O cumprimento do "orai sem cessar" evangélico pelos chamados "Pais do Deserto", desde bem cedo, produziu uma incrível literatura difusora do hesicasmo, enriquecida, com o passar do tempo, pela reflexão empreendida por pensadores cristãos, alguns militantes da causa, outros críticos ferozes do movimento. A evolução da "casuística" e da "analítica" em torno do fenômeno hesicasta, desde Evágrio e Macário, na antiguidade tardia, até a Rússia à beira da revolução é o tema das pouco mais de cem páginas de "Saint Grégoire et la Mystique Orthodoxe", clássico da teologia cristã contemporânea de língua francesa, obra de uma das maiores vozes do pensamento ortodoxo do século passado, o "saint-sergiste" Jean Meyendorff.
Nascido em Neuilly-sur-Seine, em 1926, Meyendorff recebeu toda a sua educação teológica nesta verdadeira "agência" da espiritualidade eslava encravada no Ocidente que é o "Institut Saint-Serge", de Paris, tornando-se, mais tarde, um de seus mais ilustres professores.
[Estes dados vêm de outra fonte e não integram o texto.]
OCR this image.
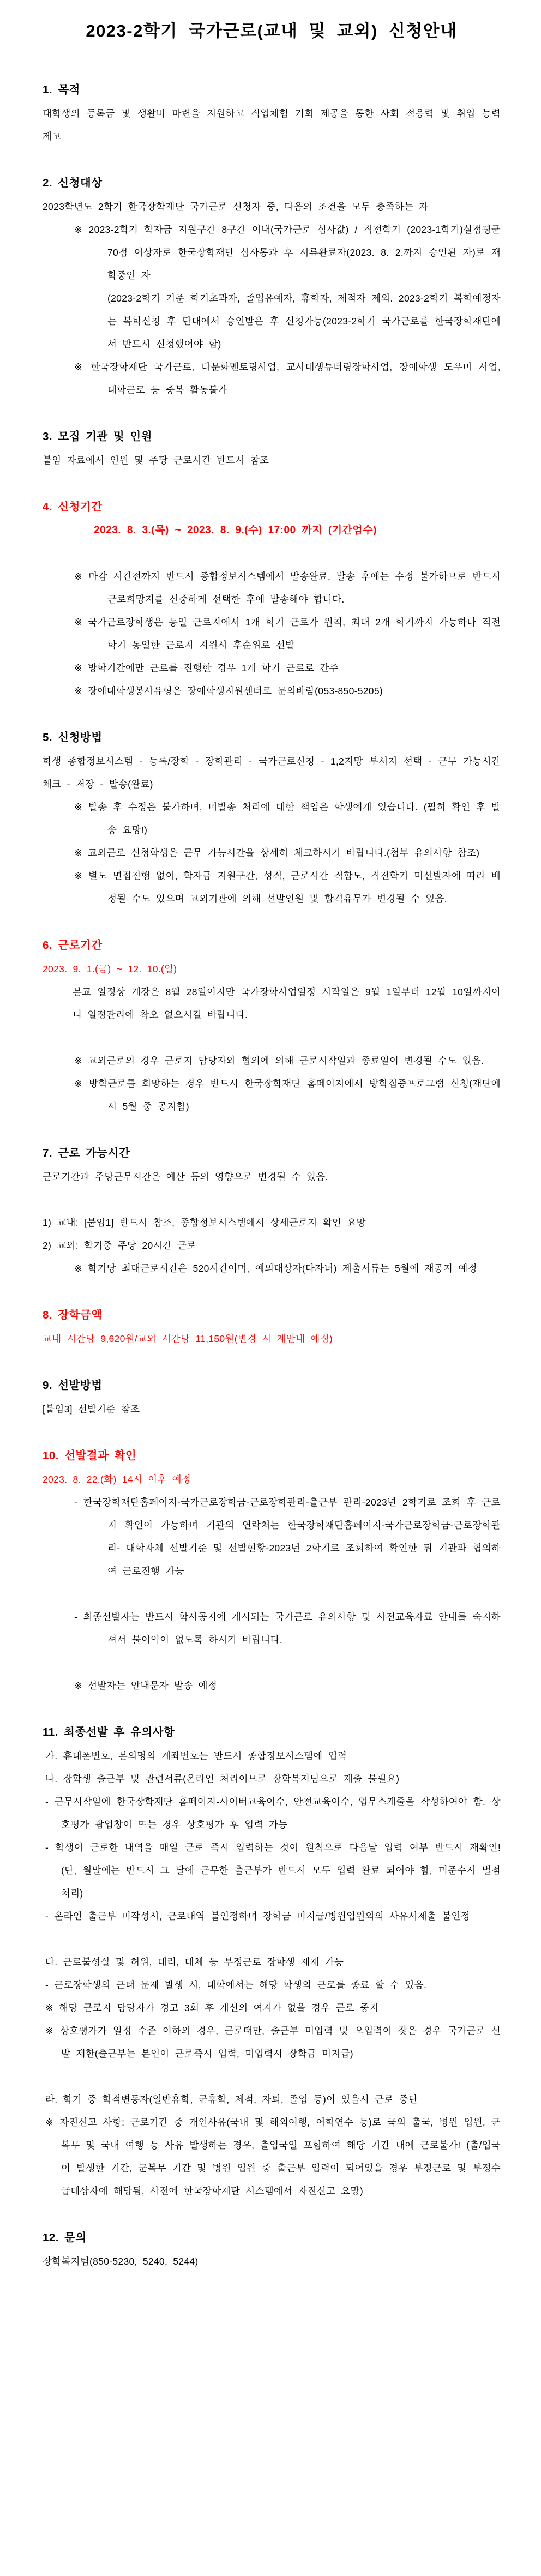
2023-2학기 국가근로(교내 및 교외) 신청안내
1. 목적

대학생의 등록금 및 생활비 마련을 지원하고 직업체험 기회 제공을 통한 사회 적응력 및 취업 능력 제고

2. 신청대상

2023학년도 2학기 한국장학재단 국가근로 신청자 중, 다음의 조건을 모두 충족하는 자

※ 2023-2학기 학자금 지원구간 8구간 이내(국가근로 심사값) / 직전학기 (2023-1학기)실점평균 70점 이상자로 한국장학재단 심사통과 후 서류완료자(2023. 8. 2.까지 승인된 자)로 재학중인 자

(2023-2학기 기준 학기초과자, 졸업유예자, 휴학자, 제적자 제외. 2023-2학기 복학예정자는 복학신청 후 단대에서 승인받은 후 신청가능(2023-2학기 국가근로를 한국장학재단에서 반드시 신청했어야 함)

※ 한국장학재단 국가근로, 다문화멘토링사업, 교사대생튜터링장학사업, 장애학생 도우미 사업, 대학근로 등 중복 활동불가

3. 모집 기관 및 인원

붙임 자료에서 인원 및 주당 근로시간 반드시 참조

4. 신청기간

2023. 8. 3.(목) ~ 2023. 8. 9.(수) 17:00 까지 (기간엄수)

※ 마감 시간전까지 반드시 종합정보시스템에서 발송완료, 발송 후에는 수정 불가하므로 반드시 근로희망지를 신중하게 선택한 후에 발송해야 합니다.

※ 국가근로장학생은 동일 근로지에서 1개 학기 근로가 원칙, 최대 2개 학기까지 가능하나 직전학기 동일한 근로지 지원시 후순위로 선발

※ 방학기간에만 근로를 진행한 경우 1개 학기 근로로 간주

※ 장애대학생봉사유형은 장애학생지원센터로 문의바람(053-850-5205)

5. 신청방법

학생 종합정보시스템 - 등록/장학 - 장학관리 - 국가근로신청 - 1,2지망 부서지 선택 - 근무 가능시간 체크 - 저장 - 발송(완료)

※ 발송 후 수정은 불가하며, 미발송 처리에 대한 책임은 학생에게 있습니다. (필히 확인 후 발송 요망!)

※ 교외근로 신청학생은 근무 가능시간을 상세히 체크하시기 바랍니다.(첨부 유의사항 참조)

※ 별도 면접진행 없이, 학자금 지원구간, 성적, 근로시간 적합도, 직전학기 미선발자에 따라 배정될 수도 있으며 교외기관에 의해 선발인원 및 합격유무가 변경될 수 있음.

6. 근로기간

2023. 9. 1.(금) ~ 12. 10.(일)

본교 일정상 개강은 8월 28일이지만 국가장학사업일정 시작일은 9월 1일부터 12월 10일까지이니 일정관리에 착오 없으시길 바랍니다.

※ 교외근로의 경우 근로지 담당자와 협의에 의해 근로시작일과 종료일이 변경될 수도 있음.

※ 방학근로를 희망하는 경우 반드시 한국장학재단 홈페이지에서 방학집중프로그램 신청(재단에서 5월 중 공지함)

7. 근로 가능시간

근로기간과 주당근무시간은 예산 등의 영향으로 변경될 수 있음.

1) 교내: [붙임1] 반드시 참조, 종합정보시스템에서 상세근로지 확인 요망

2) 교외: 학기중 주당 20시간 근로

※ 학기당 최대근로시간은 520시간이며, 예외대상자(다자녀) 제출서류는 5월에 재공지 예정

8. 장학금액

교내 시간당 9,620원/교외 시간당 11,150원(변경 시 재안내 예정)

9. 선발방법

[붙임3] 선발기준 참조

10. 선발결과 확인

2023. 8. 22.(화) 14시 이후 예정

- 한국장학재단홈페이지-국가근로장학금-근로장학관리-출근부 관리-2023년 2학기로 조회 후 근로지 확인이 가능하며 기관의 연락처는 한국장학재단홈페이지-국가근로장학금-근로장학관리- 대학자체 선발기준 및 선발현황-2023년 2학기로 조회하여 확인한 뒤 기관과 협의하여 근로진행 가능

- 최종선발자는 반드시 학사공지에 게시되는 국가근로 유의사항 및 사전교육자료 안내를 숙지하셔서 불이익이 없도록 하시기 바랍니다.

※ 선발자는 안내문자 발송 예정

11. 최종선발 후 유의사항

가. 휴대폰번호, 본의명의 계좌번호는 반드시 종합정보시스템에 입력

나. 장학생 출근부 및 관련서류(온라인 처리이므로 장학복지팀으로 제출 불필요)

- 근무시작일에 한국장학재단 홈페이지-사이버교육이수, 안전교육이수, 업무스케줄을 작성하여야 함. 상호평가 팝업창이 뜨는 경우 상호평가 후 입력 가능

- 학생이 근로한 내역을 매일 근로 즉시 입력하는 것이 원칙으로 다음날 입력 여부 반드시 재확인!(단, 월말에는 반드시 그 달에 근무한 출근부가 반드시 모두 입력 완료 되어야 함, 미준수시 벌점 처리)

- 온라인 출근부 미작성시, 근로내역 불인정하며 장학금 미지급/병원입원외의 사유서제출 불인정

다. 근로불성실 및 허위, 대리, 대체 등 부정근로 장학생 제재 가능

- 근로장학생의 근태 문제 발생 시, 대학에서는 해당 학생의 근로를 종료 할 수 있음.

※ 해당 근로지 담당자가 경고 3회 후 개선의 여지가 없을 경우 근로 중지

※ 상호평가가 일정 수준 이하의 경우, 근로태만, 출근부 미입력 및 오입력이 잦은 경우 국가근로 선발 제한(출근부는 본인이 근로즉시 입력, 미입력시 장학금 미지급)

라. 학기 중 학적변동자(일반휴학, 군휴학, 제적, 자퇴, 졸업 등)이 있을시 근로 중단

※ 자진신고 사항: 근로기간 중 개인사유(국내 및 해외여행, 어학연수 등)로 국외 출국, 병원 입원, 군복무 및 국내 여행 등 사유 발생하는 경우, 출입국일 포함하여 해당 기간 내에 근로불가! (출/입국이 발생한 기간, 군복무 기간 및 병원 입원 중 출근부 입력이 되어있을 경우 부정근로 및 부정수급대상자에 해당됨, 사전에 한국장학재단 시스템에서 자진신고 요망)

12. 문의

장학복지팀(850-5230, 5240, 5244)
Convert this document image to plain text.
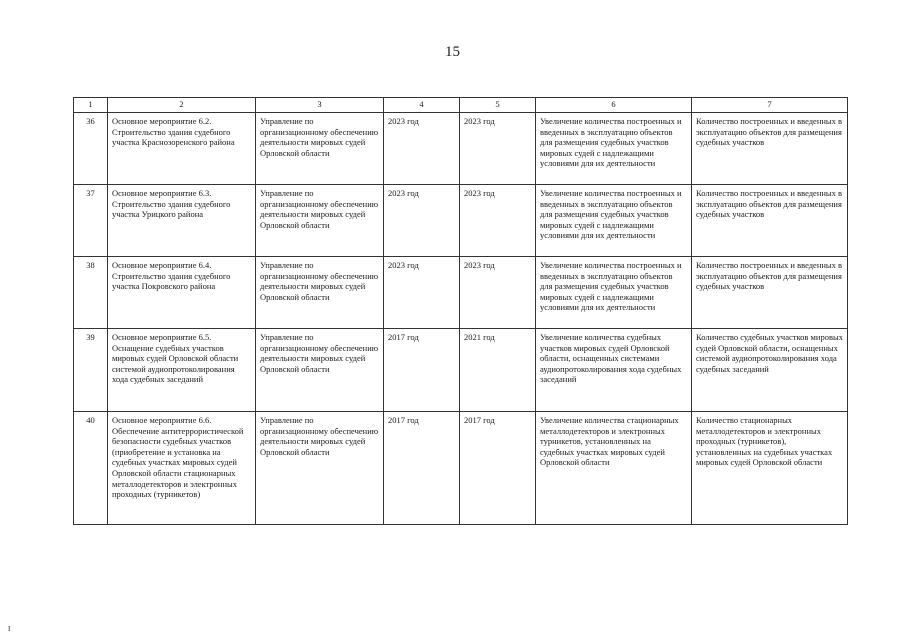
15
1	2	3	4	5	6	7
36	Основное мероприятие 6.2. Строительство здания судебного участка Краснозоренского района	Управление по организационному обеспечению деятельности мировых судей Орловской области	2023 год	2023 год	Увеличение количества построенных и введенных в эксплуатацию объектов для размещения судебных участков мировых судей с надлежащими условиями для их деятельности	Количество построенных и введенных в эксплуатацию объектов для размещения судебных участков
37	Основное мероприятие 6.3. Строительство здания судебного участка Урицкого района	Управление по организационному обеспечению деятельности мировых судей Орловской области	2023 год	2023 год	Увеличение количества построенных и введенных в эксплуатацию объектов для размещения судебных участков мировых судей с надлежащими условиями для их деятельности	Количество построенных и введенных в эксплуатацию объектов для размещения судебных участков
38	Основное мероприятие 6.4. Строительство здания судебного участка Покровского района	Управление по организационному обеспечению деятельности мировых судей Орловской области	2023 год	2023 год	Увеличение количества построенных и введенных в эксплуатацию объектов для размещения судебных участков мировых судей с надлежащими условиями для их деятельности	Количество построенных и введенных в эксплуатацию объектов для размещения судебных участков
39	Основное мероприятие 6.5. Оснащение судебных участков мировых судей Орловской области системой аудиопротоколирования хода судебных заседаний	Управление по организационному обеспечению деятельности мировых судей Орловской области	2017 год	2021 год	Увеличение количества судебных участков мировых судей Орловской области, оснащенных системами аудиопротоколирования хода судебных заседаний	Количество судебных участков мировых судей Орловской области, оснащенных системой аудиопротоколирования хода судебных заседаний
40	Основное мероприятие 6.6. Обеспечение антитеррористической безопасности судебных участков (приобретение и установка на судебных участках мировых судей Орловской области стационарных металлодетекторов и электронных проходных (турникетов)	Управление по организационному обеспечению деятельности мировых судей Орловской области	2017 год	2017 год	Увеличение количества стационарных металлодетекторов и электронных турникетов, установленных на судебных участках мировых судей Орловской области	Количество стационарных металлодетекторов и электронных проходных (турникетов), установленных на судебных участках мировых судей Орловской области
I
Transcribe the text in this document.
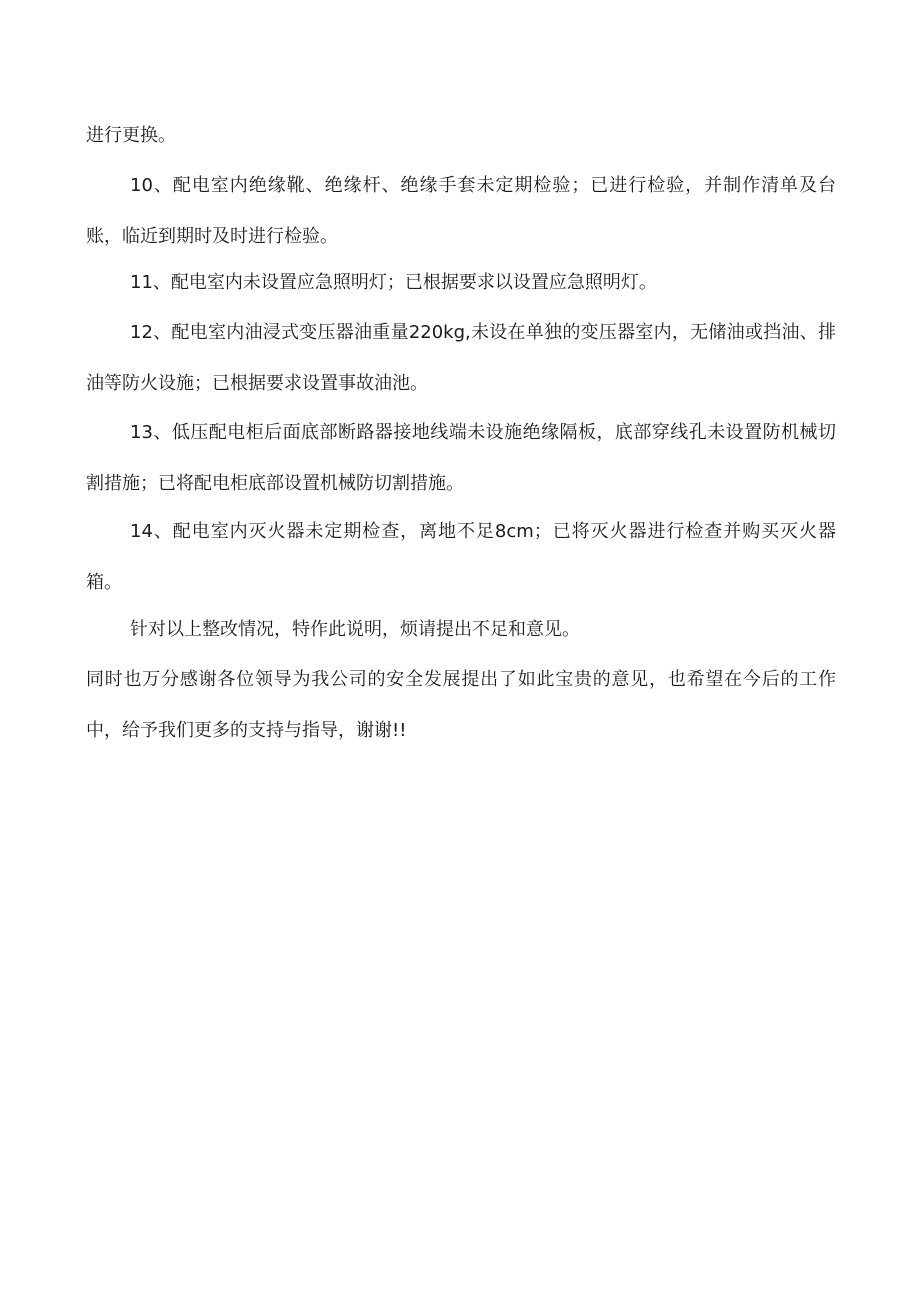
进行更换。

10、配电室内绝缘靴、绝缘杆、绝缘手套未定期检验；已进行检验，并制作清单及台账，临近到期时及时进行检验。

11、配电室内未设置应急照明灯；已根据要求以设置应急照明灯。

12、配电室内油浸式变压器油重量220kg,未设在单独的变压器室内，无储油或挡油、排油等防火设施；已根据要求设置事故油池。

13、低压配电柜后面底部断路器接地线端未设施绝缘隔板，底部穿线孔未设置防机械切割措施；已将配电柜底部设置机械防切割措施。

14、配电室内灭火器未定期检查，离地不足8cm；已将灭火器进行检查并购买灭火器箱。

针对以上整改情况，特作此说明，烦请提出不足和意见。

同时也万分感谢各位领导为我公司的安全发展提出了如此宝贵的意见，也希望在今后的工作中，给予我们更多的支持与指导，谢谢!!
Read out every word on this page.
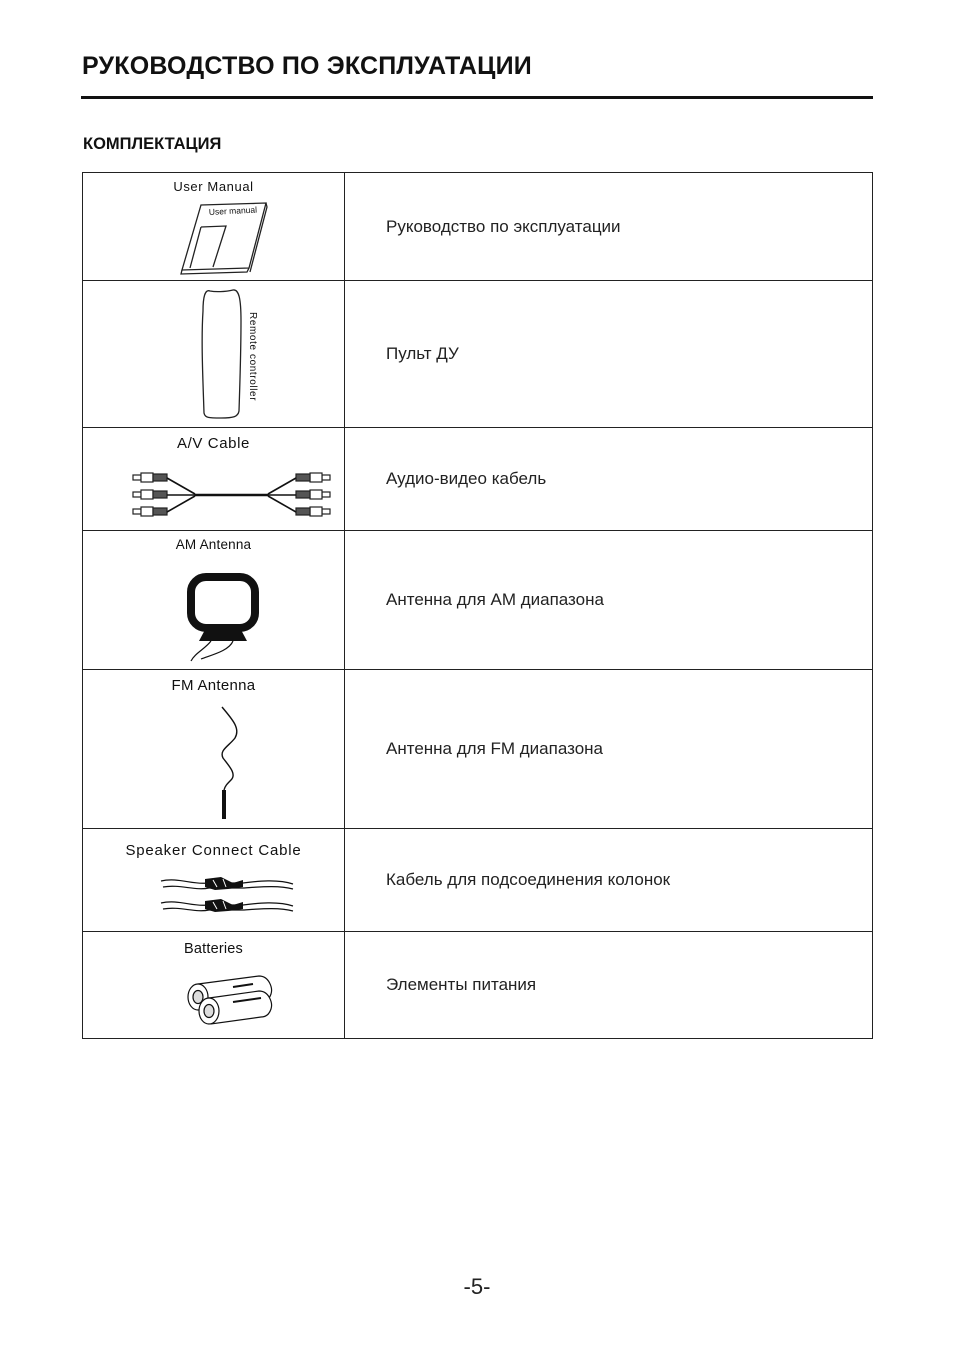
РУКОВОДСТВО ПО ЭКСПЛУАТАЦИИ
КОМПЛЕКТАЦИЯ
User Manual
User manual	Руководство по эксплуатации

Remote controller	Пульт ДУ

A/V Cable	Аудио-видео кабель

AM Antenna	Антенна для AM диапазона

FM Antenna	Антенна для FM диапазона

Speaker Connect Cable	Кабель для подсоединения колонок

Batteries	Элементы питания
-5-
Na década de 1950, após sua ordenação ao presbiterado, transferiu-se para os Estados Unidos, vindo a lecionar no Seminário São Vladimir, do estado de Nova Yorque, e em prestigiosos centros universitários americanos como Harvard e Columbia. Conciliando a acadêmia com o altar e o iconostácio, Meyendorff foi um grande difusor do "ortodoxismo" e da cultura religiosa bizantina na América do Norte.
Com uma escritura marcada por uma clareza erudita e elegante, Jean Meyendorff compõe uma pequenina "crônica" histórica da teologia da oração na cristandade oriental, apresentando as contribuições das mais diversas fontes para o entendimento da devoção hesicasta, e os desdobramentos éticos e cívicos decorrentes de sua prática, tendo como pano de fundo uma paisagem intelectual onde transitam e se tocam a escolástica latina e o gnosticismo cristão, o vocabulário neoplatônico a serviço da interpretação bíblica e o nominalismo ocidental, o revival do paganismo promovido pela Renascença e o indispensável diálogo com o Islã emergente, a via eremítica e o cenobitismo, o Sinai e a Criméia, Gregório de Nissa e Serafim de Sarov.
Meyendorff mostra que os mestres hesicastas, embora tendo os anjos como companheiros e o mundo como um inimigo, repudiavam qualquer idéia de espiritualidade descarnada, platônica, avessa ao cotidiano. A busca pela quietude permitida pela oração de Jesus, só poderia se realizar através de uma participação ativa na implementação do Reino de Deus em plena turbulência da Terra, a despeito do império de Cesar ou da mitra. Essa desejada antecipação da vida futura aos crentes genuínos, constitiui uma marca incrível da antropologia espiritual hesicasta e de um existencialismo avant la lettre empolgante. A grande contribuição de Palamas ao reconhecimento do hesicasmo como algo canônico, permitido e desejado por Deus, foi realçar o caráter sacramental da mística hesicasta, trazendo-o para dentro de um único universo conceitual, e disso, preceituá-lo como regra de fé e atuação, não somente dirigida aos conventos ou aos sacerdotes, mas para todo o povo, independentemente de qualquer contingência. O que antes estivera muito próximo do anátema, com Gregório Palamas, recebe a dignidade teológica que o eleva ao status de alma da ortodoxia.
Com seu livro, Meyendorff também permite ao leitor uma generosa introdução há alguns conceitos basilares da fé ortodoxa oriental, direcionando a luz sobre temas pouco conhecidos em nossa realidade extremo ocidental, como a chamada teologia negativa, aspecto doutrinário tão caro aos cristãos orientais e que teve também no bispo de Tessalônica um defensor inspiradíssimo.
O segundo domingo da Quaresma é também conhecido pelos ortodoxos como o Domingo das Santas Relíquias. Preciosidades de tempos heróicos, as relíquias persistem pelas épocas, desafiando-as com seus misteriosos poderes de preservação dos legados da fé. Relíquia Sagrada, o hesicasmo, com o tempo e em atmosferas culturais as mais diversas, segue transformando vidas e consciências. Foi devido a renovação permitida pelo hesicasmo russo, que gênios como Dostoievski e Tolstoi tornaram-se verdadeiros mestres da alma humana.